"Pak, sekarang aja. Takut ke buru sore, nanti macet."
Pak supir mengiyakan dan melajukan kendaraannya. Setelah semua orang berada di mobil.
Belum saja satu kilometer perjalanan, Aliyya sudah tertidur pulas dengan kepala menyender ke kaca. "Mah kesian, nanti kepalanya sakit."
Belum saja Jamilah menyentuh tubuh Aliyya yang akan di bangunkannya.
"Mah." Jamilah menatap wajah anaknya.
"Jangan, kesian. Takut adek bangun, sepertinya kelelahan."
Ali membuka matanya perlahan. "Maaf, badan Aliyya berasa remuk meski belum pernah tahu badan remuk kayak gimana," saut Aliyya.
"Iya, gapapa sayang. Tidur aja, tadi hanya Al ... Ali yang katanya takut kebangun kamu, Nak," kata jamilah yang mempercepat ucapannya saat Ali mengisyaratkan sesuatu.
Ali menatap atap mobil dengan penuh kesal, dengan bibir yang sedikit condong ke kiri.
"Emang iyakan?"
Minaldzinnatiwannas.
"Dasar, hehe."
Aliyya masih setengah sadar.
"Sini, Mamah pangku pala kamu biar gak sakit."
"Gausah, Mah."
"Gapapa, nanti kalo ada polisi tidur gimana?"
Jdat!
Aww
Tepat sekali kepala Aliyya mencium kaca.
Ali langsung bertanya. "Dek? Sakit ya? Sini, biar saya obati ...
"Kalo urusan Aliyya langsung." Jamilaj melihat Aliyya yang sudah memar di kepalanya. "Nah 'kan, sakit. Makanya kata Mamah apa?"
"I-iya maaf, tapi tubuh Aliyya pasti berat. Gapapa, Mah," kata Aliyya sambil mengelus-elus kepalanya yang lumayan terasa sakit.
"Gak ada penolakan!"
Aliyya mengambil baju yang tadi di beli dan menempelkannya di kepala lalu ia senderkan bersama kepala di kaca mobil yang tengah melaju.
Jdet!
Untuk kedua kalinya ia terbentur. "Apa kata Mamah?"
"Tidur dipangkuan Mamah," ucap Aliyya dengan polos.

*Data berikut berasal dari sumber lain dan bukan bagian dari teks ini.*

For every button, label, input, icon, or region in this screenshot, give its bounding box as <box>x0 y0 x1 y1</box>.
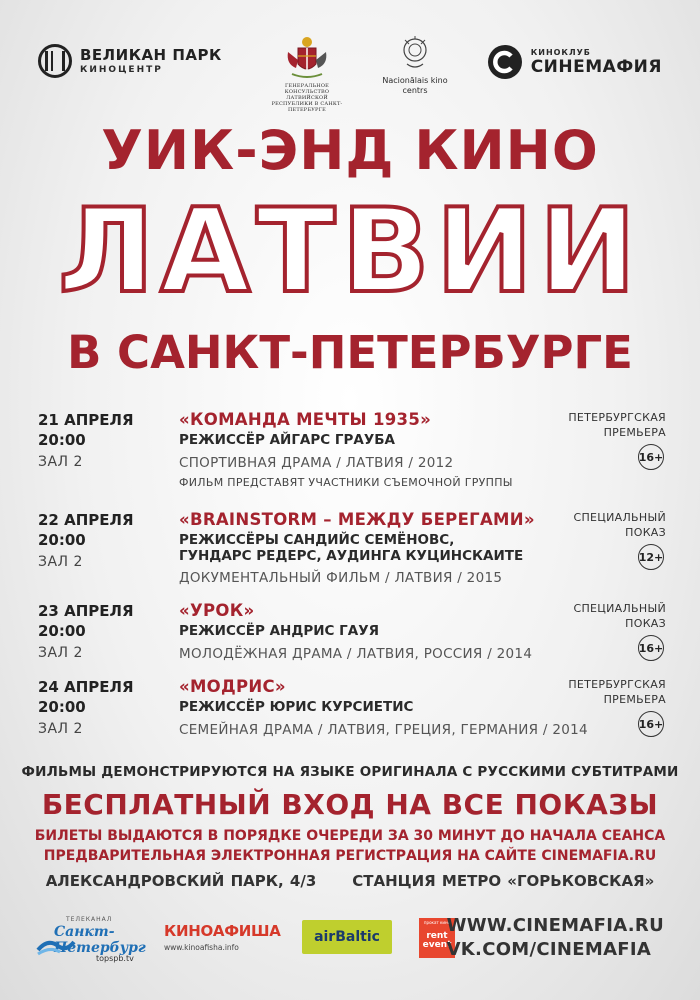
address: АЛЕКСАНДРОВСКИЙ ПАРК, 4/3 <box>45 872 317 890</box>
premiere-line2: ПОКАЗ <box>625 526 666 539</box>
subtitles-note: ФИЛЬМЫ ДЕМОНСТРИРУЮТСЯ НА ЯЗЫКЕ ОРИГИНАЛА С РУССКИМИ СУБТИТРАМИ <box>21 764 679 780</box>
event-item <box>38 677 666 747</box>
kinoafisha-logo <box>164 922 281 952</box>
headline-latvia: ЛАТВИИ <box>58 184 642 319</box>
event-time: 20:00 <box>38 698 86 716</box>
sponsor-logos <box>36 912 664 972</box>
kinoafisha-name: КИНОАФИША <box>164 922 281 940</box>
event-hall: ЗАЛ 2 <box>38 645 83 661</box>
event-date-day: 22 АПРЕЛЯ <box>38 511 134 529</box>
cinemafia-logo <box>487 44 662 80</box>
premiere-line1: ПЕТЕРБУРГСКАЯ <box>568 678 666 691</box>
event-time: 20:00 <box>38 431 86 449</box>
tickets-line: БИЛЕТЫ ВЫДАЮТСЯ В ПОРЯДКЕ ОЧЕРЕДИ ЗА 30 МИНУТ ДО НАЧАЛА СЕАНСА <box>34 828 666 844</box>
spb-tv-logo <box>36 916 146 966</box>
spb-tv-small: ТЕЛЕКАНАЛ <box>66 916 113 923</box>
velikan-park-logo <box>38 44 222 78</box>
event-premiere <box>573 510 666 540</box>
event-premiere <box>573 601 666 631</box>
event-date <box>38 601 134 641</box>
cinemafia-c-icon <box>487 44 523 80</box>
event-title: «УРОК» <box>179 601 255 620</box>
spb-tv-url: topspb.tv <box>96 954 134 963</box>
event-title: «МОДРИС» <box>179 677 286 696</box>
premiere-line2: ПОКАЗ <box>625 617 666 630</box>
event-time: 20:00 <box>38 531 86 549</box>
rent-small: прокат кино <box>423 920 451 925</box>
event-director: РЕЖИССЁРЫ САНДИЙС СЕМЁНОВС, <box>179 532 455 548</box>
web-links <box>447 914 664 962</box>
premiere-line2: ПРЕМЬЕРА <box>603 426 666 439</box>
event-director: РЕЖИССЁР ЮРИС КУРСИЕТИС <box>179 699 414 715</box>
event-premiere <box>568 677 666 707</box>
event-date <box>38 677 134 717</box>
event-date-day: 24 АПРЕЛЯ <box>38 678 134 696</box>
partner-logos <box>38 34 662 114</box>
spb-tv-name: Санкт-Петербург <box>54 924 146 956</box>
film-centre-emblem-icon <box>397 34 433 72</box>
nkc-line2: centrs <box>402 86 428 95</box>
cinemafia-name: СИНЕМАФИЯ <box>530 56 662 77</box>
registration-line: ПРЕДВАРИТЕЛЬНАЯ ЭЛЕКТРОННАЯ РЕГИСТРАЦИЯ НА САЙТЕ CINEMAFIA.RU <box>43 848 657 864</box>
latvia-coat-of-arms-icon <box>282 34 332 80</box>
website-link[interactable]: WWW.CINEMAFIA.RU <box>446 915 664 936</box>
cinemafia-sub: КИНОКЛУБ <box>530 47 591 57</box>
age-rating-badge: 16+ <box>638 444 664 470</box>
event-premiere <box>568 410 666 440</box>
age-rating-badge: 16+ <box>638 635 664 661</box>
event-genre: ДОКУМЕНТАЛЬНЫЙ ФИЛЬМ / ЛАТВИЯ / 2015 <box>179 570 503 586</box>
national-film-centre-logo <box>380 34 450 96</box>
event-date <box>38 510 134 550</box>
event-item <box>38 510 666 590</box>
headline-weekend: УИК-ЭНД КИНО <box>101 119 599 182</box>
premiere-line1: ПЕТЕРБУРГСКАЯ <box>568 411 666 424</box>
ticket-info <box>0 826 700 866</box>
age-rating-badge: 16+ <box>638 711 664 737</box>
event-hall: ЗАЛ 2 <box>38 454 83 470</box>
velikan-emblem-icon <box>38 44 72 78</box>
airbaltic-logo: airBaltic <box>302 920 392 954</box>
nkc-line1: Nacionālais kino <box>382 76 448 85</box>
rent-name: rent event <box>422 931 452 950</box>
event-hall: ЗАЛ 2 <box>38 721 83 737</box>
velikan-sub: КИНОЦЕНТР <box>80 64 163 75</box>
event-director: РЕЖИССЁР АНДРИС ГАУЯ <box>179 623 379 639</box>
event-date-day: 21 АПРЕЛЯ <box>38 411 134 429</box>
metro-station: СТАНЦИЯ МЕТРО «ГОРЬКОВСКАЯ» <box>352 872 655 890</box>
event-genre: СЕМЕЙНАЯ ДРАМА / ЛАТВИЯ, ГРЕЦИЯ, ГЕРМАНИЯ / 2014 <box>179 722 588 738</box>
event-item <box>38 410 666 490</box>
vk-link[interactable]: VK.COM/CINEMAFIA <box>446 939 652 960</box>
event-note: ФИЛЬМ ПРЕДСТАВЯТ УЧАСТНИКИ СЪЕМОЧНОЙ ГРУППЫ <box>179 476 513 489</box>
premiere-line1: СПЕЦИАЛЬНЫЙ <box>573 602 666 615</box>
event-date-day: 23 АПРЕЛЯ <box>38 602 134 620</box>
consulate-text: ГЕНЕРАЛЬНОЕ КОНСУЛЬСТВО ЛАТВИЙСКОЙ РЕСПУБЛИКИ В САНКТ-ПЕТЕРБУРГЕ <box>271 83 343 113</box>
event-title: «BRAINSTORM – МЕЖДУ БЕРЕГАМИ» <box>179 510 535 529</box>
wave-icon <box>36 936 76 956</box>
premiere-line1: СПЕЦИАЛЬНЫЙ <box>573 511 666 524</box>
event-hall: ЗАЛ 2 <box>38 554 83 570</box>
event-genre: МОЛОДЁЖНАЯ ДРАМА / ЛАТВИЯ, РОССИЯ / 2014 <box>179 646 533 662</box>
event-date <box>38 410 134 450</box>
event-director: РЕЖИССЁР АЙГАРС ГРАУБА <box>179 432 395 448</box>
location-line <box>0 872 700 890</box>
event-genre: СПОРТИВНАЯ ДРАМА / ЛАТВИЯ / 2012 <box>179 455 454 471</box>
headline-spb: В САНКТ-ПЕТЕРБУРГЕ <box>67 326 633 379</box>
premiere-line2: ПРЕМЬЕРА <box>603 693 666 706</box>
event-time: 20:00 <box>38 622 86 640</box>
consulate-logo <box>266 34 348 113</box>
age-rating-badge: 12+ <box>638 544 664 570</box>
kinoafisha-url: www.kinoafisha.info <box>164 943 239 952</box>
event-item <box>38 601 666 671</box>
event-title: «КОМАНДА МЕЧТЫ 1935» <box>179 410 432 429</box>
velikan-name: ВЕЛИКАН ПАРК <box>80 45 222 64</box>
event-director-cont: ГУНДАРС РЕДЕРС, АУДИНГА КУЦИНСКАИТЕ <box>179 548 524 564</box>
free-entry-banner: БЕСПЛАТНЫЙ ВХОД НА ВСЕ ПОКАЗЫ <box>41 788 659 821</box>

"Adek gak mau tidur dipangkuan Mamah, tapi di Ali karena suaminya," jelas Ali.
Pkik.
Suasana di dalam mobil jadi panas, semua terdiam karena memberhentikan aktivitasnya. Kecuali pak supir, karena di jalan tol tidak bisa berhenti begitu saja.
"Okeh, gapapa. Garing!" kata Ali melihat keadaan sekitar.

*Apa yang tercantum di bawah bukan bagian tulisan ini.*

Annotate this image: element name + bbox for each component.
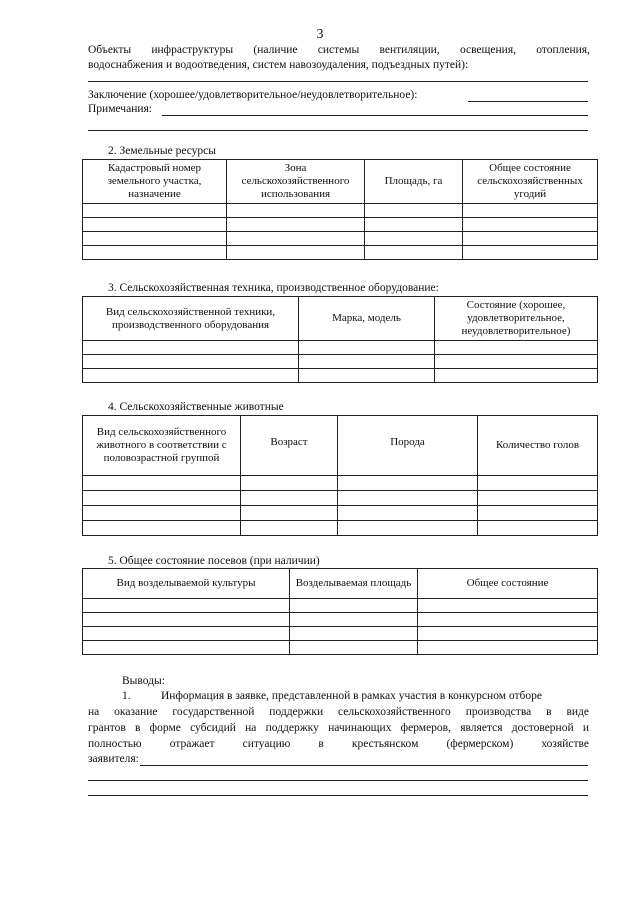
table-cell[interactable] — [478, 506, 598, 521]
table-cell[interactable] — [463, 204, 598, 218]
infra-word: вентиляции, — [379, 44, 440, 56]
page-number: 3 — [316, 27, 324, 42]
infra-word: отопления, — [536, 44, 590, 56]
table-cell[interactable] — [290, 627, 418, 641]
conclusion-word: крестьянском — [351, 738, 419, 750]
table-row — [83, 341, 598, 355]
table-cell[interactable] — [478, 491, 598, 506]
conclusion-word: в — [318, 738, 324, 750]
crops-header-condition: Общее состояние — [418, 569, 598, 599]
table-row — [83, 613, 598, 627]
infra-word: системы — [317, 44, 360, 56]
table-cell[interactable] — [435, 341, 598, 355]
table-cell[interactable] — [290, 599, 418, 613]
table-cell[interactable] — [435, 355, 598, 369]
table-row — [83, 476, 598, 491]
conclusion-word: (фермерском) — [446, 738, 514, 750]
machinery-heading: 3. Сельскохозяйственная техника, производственное оборудование: — [108, 282, 439, 294]
table-cell[interactable] — [83, 341, 299, 355]
table-cell[interactable] — [227, 218, 365, 232]
table-row — [83, 218, 598, 232]
machinery-header-condition: Состояние (хорошее, удовлетворительное, неудовлетворительное) — [435, 297, 598, 341]
table-cell[interactable] — [227, 232, 365, 246]
table-cell[interactable] — [227, 246, 365, 260]
animals-header-count: Количество голов — [478, 416, 598, 476]
table-cell[interactable] — [83, 641, 290, 655]
table-row — [83, 369, 598, 383]
table-cell[interactable] — [241, 476, 338, 491]
conclusion-line1-text: Информация в заявке, представленной в рамках участия в конкурсном отборе — [161, 690, 542, 702]
conclusion-line2: на оказание государственной поддержки сельскохозяйственного производства в виде — [88, 706, 589, 718]
table-cell[interactable] — [83, 599, 290, 613]
infra-word: (наличие — [253, 44, 298, 56]
animals-header-type: Вид сельскохозяйственного животного в соответствии с половозрастной группой — [83, 416, 241, 476]
applicant-fill-line[interactable] — [140, 765, 588, 766]
table-cell[interactable] — [365, 232, 463, 246]
table-cell[interactable] — [418, 613, 598, 627]
table-cell[interactable] — [299, 341, 435, 355]
infrastructure-line1 — [88, 43, 590, 58]
table-cell[interactable] — [241, 506, 338, 521]
infra-word: освещения, — [459, 44, 516, 56]
table-cell[interactable] — [365, 218, 463, 232]
table-cell[interactable] — [338, 491, 478, 506]
animals-header-breed: Порода — [338, 416, 478, 476]
table-cell[interactable] — [83, 232, 227, 246]
conclusion-item-number: 1. — [122, 690, 131, 702]
infrastructure-line2: водоснабжения и водоотведения, систем навозоудаления, подъездных путей): — [88, 59, 469, 71]
machinery-header-model: Марка, модель — [299, 297, 435, 341]
machinery-table — [82, 296, 598, 383]
table-cell[interactable] — [241, 521, 338, 536]
animals-header-age: Возраст — [241, 416, 338, 476]
table-row — [83, 506, 598, 521]
table-cell[interactable] — [83, 369, 299, 383]
infra-word: инфраструктуры — [151, 44, 234, 56]
table-cell[interactable] — [83, 355, 299, 369]
conclusion-fill-line[interactable] — [468, 101, 588, 102]
table-cell[interactable] — [299, 355, 435, 369]
table-cell[interactable] — [241, 491, 338, 506]
table-cell[interactable] — [418, 599, 598, 613]
land-header-area: Площадь, га — [365, 160, 463, 204]
table-row — [83, 232, 598, 246]
table-cell[interactable] — [463, 232, 598, 246]
infra-word: Объекты — [88, 44, 132, 56]
crops-heading: 5. Общее состояние посевов (при наличии) — [108, 555, 320, 567]
table-cell[interactable] — [83, 627, 290, 641]
table-cell[interactable] — [463, 246, 598, 260]
table-cell[interactable] — [83, 491, 241, 506]
fill-line[interactable] — [88, 780, 588, 781]
conclusion-word: полностью — [88, 738, 142, 750]
crops-table — [82, 568, 598, 655]
table-cell[interactable] — [365, 246, 463, 260]
fill-line — [88, 81, 588, 82]
table-cell[interactable] — [365, 204, 463, 218]
conclusion-word: отражает — [169, 738, 215, 750]
table-row — [83, 355, 598, 369]
table-row — [83, 521, 598, 536]
conclusion-label: Заключение (хорошее/удовлетворительное/неудовлетворительное): — [88, 89, 418, 101]
table-cell[interactable] — [338, 476, 478, 491]
table-cell[interactable] — [83, 218, 227, 232]
table-cell[interactable] — [463, 218, 598, 232]
table-cell[interactable] — [290, 613, 418, 627]
land-table — [82, 159, 598, 260]
conclusion-line4 — [88, 737, 589, 752]
animals-heading: 4. Сельскохозяйственные животные — [108, 401, 284, 413]
land-header-cadastral: Кадастровый номер земельного участка, назначение — [83, 160, 227, 204]
table-cell[interactable] — [290, 641, 418, 655]
conclusion-line3: грантов в форме субсидий на поддержку начинающих фермеров, является достоверной и — [88, 722, 589, 734]
table-row — [83, 491, 598, 506]
table-cell[interactable] — [227, 204, 365, 218]
conclusion-line5: заявителя: — [88, 753, 139, 765]
table-cell[interactable] — [418, 627, 598, 641]
table-row — [83, 599, 598, 613]
table-cell[interactable] — [478, 521, 598, 536]
conclusion-word: ситуацию — [242, 738, 291, 750]
table-row — [83, 641, 598, 655]
conclusion-word: хозяйстве — [541, 738, 589, 750]
table-cell[interactable] — [83, 613, 290, 627]
notes-fill-line[interactable] — [162, 115, 588, 116]
conclusion-line1 — [161, 689, 589, 704]
table-cell[interactable] — [478, 476, 598, 491]
table-row — [83, 246, 598, 260]
table-cell[interactable] — [83, 506, 241, 521]
table-cell[interactable] — [435, 369, 598, 383]
table-row — [83, 204, 598, 218]
land-header-condition: Общее состояние сельскохозяйственных угодий — [463, 160, 598, 204]
table-cell[interactable] — [299, 369, 435, 383]
table-cell[interactable] — [83, 246, 227, 260]
notes-label: Примечания: — [88, 103, 152, 115]
table-cell[interactable] — [83, 521, 241, 536]
table-cell[interactable] — [83, 204, 227, 218]
land-header-zone: Зона сельскохозяйственного использования — [227, 160, 365, 204]
table-cell[interactable] — [338, 506, 478, 521]
table-row — [83, 627, 598, 641]
crops-header-culture: Вид возделываемой культуры — [83, 569, 290, 599]
fill-line — [88, 130, 588, 131]
fill-line[interactable] — [88, 795, 588, 796]
land-heading: 2. Земельные ресурсы — [108, 145, 217, 157]
table-cell[interactable] — [83, 476, 241, 491]
animals-table — [82, 415, 598, 536]
table-cell[interactable] — [418, 641, 598, 655]
machinery-header-type: Вид сельскохозяйственной техники, производственного оборудования — [83, 297, 299, 341]
table-cell[interactable] — [338, 521, 478, 536]
crops-header-area: Возделываемая площадь — [290, 569, 418, 599]
conclusions-title: Выводы: — [122, 675, 165, 687]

Aliyya kembali tidur pulas, tapi di pangkuan Jamilah setelah proses yang cukup lama. Memang bisa dibilang kebiasaan Aliyya seperti koala.
"Mah, bentar lagi keluar tol. Bangunin aja," jelas Ali agar Aliyya tidak terlalu pusing saat nanti bangun dan pulang.
Jamilah menggeleng tidak setuju. "Biarin, kesian. Dia kecapekan."